Dizer que um filme de Cao Guimarães é muito pessoal é quase chover no molhado. O estilo desse diretor e artista visual mineiro, autor de filmes como Andarilho (2008) e Santino (2024), é estritamente esse, uma mistura de reflexões pessoais e recurso a vários formatos, formando um caleidoscópio seguindo a pista de um tema ou personagem (ns).
No caso deste Amizade, que integrou a seleção do Festival Internacional de Documentários de Amsterdã (IDFA) 2023, Cao documenta a própria partida para Montevidéu, em agosto de 2016, numa espécie de exílio que ocorreria dentro de um processo no Brasil que ele mesmo descreve como “desmoronamento de ignorância e desolação”. Esse episódio triste, no entanto, é acompanhado pelo ato solidário de seu amigo, o produtor Beto Magalhães, que espontaneamente se oferece para acompanhá-lo na mudança ao longo dos 2.500 km de estrada que levam à capital uruguaia.
Essa fagulha desperta a alma do filme, uma reflexão sobre a incidência dos amigos na vida cotidiana, que se tornaria mais dramática com a passagem da pandemia - que obrigou contatos a serem mantidos à distância pelo Zoom.
Cao recorre a imagens de décadas atrás, bem antes desse tempo, filmadas numa fazenda mineira sem telefone ou internet, como ele destaca, para alinhavar sequências de memórias de muitas ocasiões, ao longo dos anos.

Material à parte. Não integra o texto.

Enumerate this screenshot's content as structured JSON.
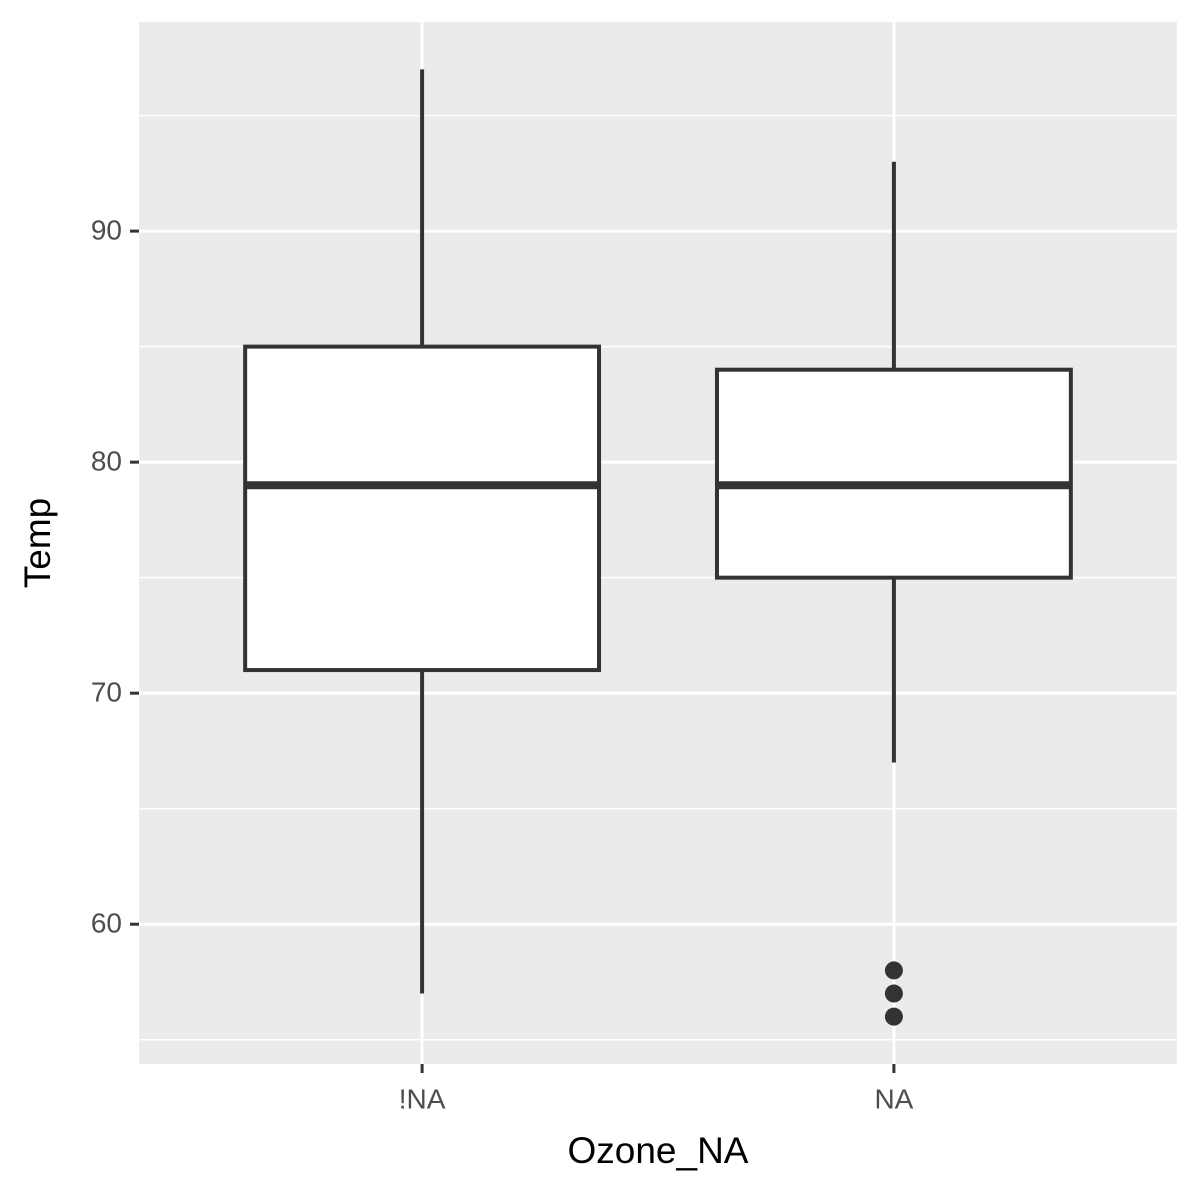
{
  "chart_data": {
    "type": "boxplot",
    "x_label": "Ozone_NA",
    "y_label": "Temp",
    "categories": [
      "!NA",
      "NA"
    ],
    "boxes": [
      {
        "whislo": 57,
        "q1": 71,
        "med": 79,
        "q3": 85,
        "whishi": 97,
        "outliers": []
      },
      {
        "whislo": 67,
        "q1": 75,
        "med": 79,
        "q3": 84,
        "whishi": 93,
        "outliers": [
          58,
          57,
          56
        ]
      }
    ],
    "ylim": [
      53.95,
      99.05
    ],
    "yticks": [
      60,
      70,
      80,
      90
    ],
    "yminorticks": [
      55,
      65,
      75,
      85,
      95
    ],
    "grid": true,
    "box_fill": "#ffffff",
    "line_color": "#333333",
    "panel_color": "#ebebeb"
  }
}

Alguns rostos são reconhecíveis, caso de cineastas como Marcelo Gomes (que assinou com Cao O Homem das Multidões), Cláudio Assis, Eryk Rocha, Lírio Ferreira, e o ator Matheus Nachtergaele - que vive uma espécie de experiência de fauno na floresta diante da câmera.
O filme cria uma espécie de empatia em que a essa sucessão de imagens em tempos e formatos diferentes, podemos sobrepor também as nossas próprias memórias, inclusive de um tempo pandêmico que procurou reinventar formas de contato para superar um distanciamento quase tão corrosivo quanto o vírus em circulação. Ao final, ao enfileirar os retratos 3x4 dos amigos/personagens - alguns não mais vivos hoje -, ao som de Olho d’Água na voz cristalina de Milton Nascimento, o diretor dá materialidade a um álbum de memórias que desafia a fluidez do tempo e registra sua existência como um sonho.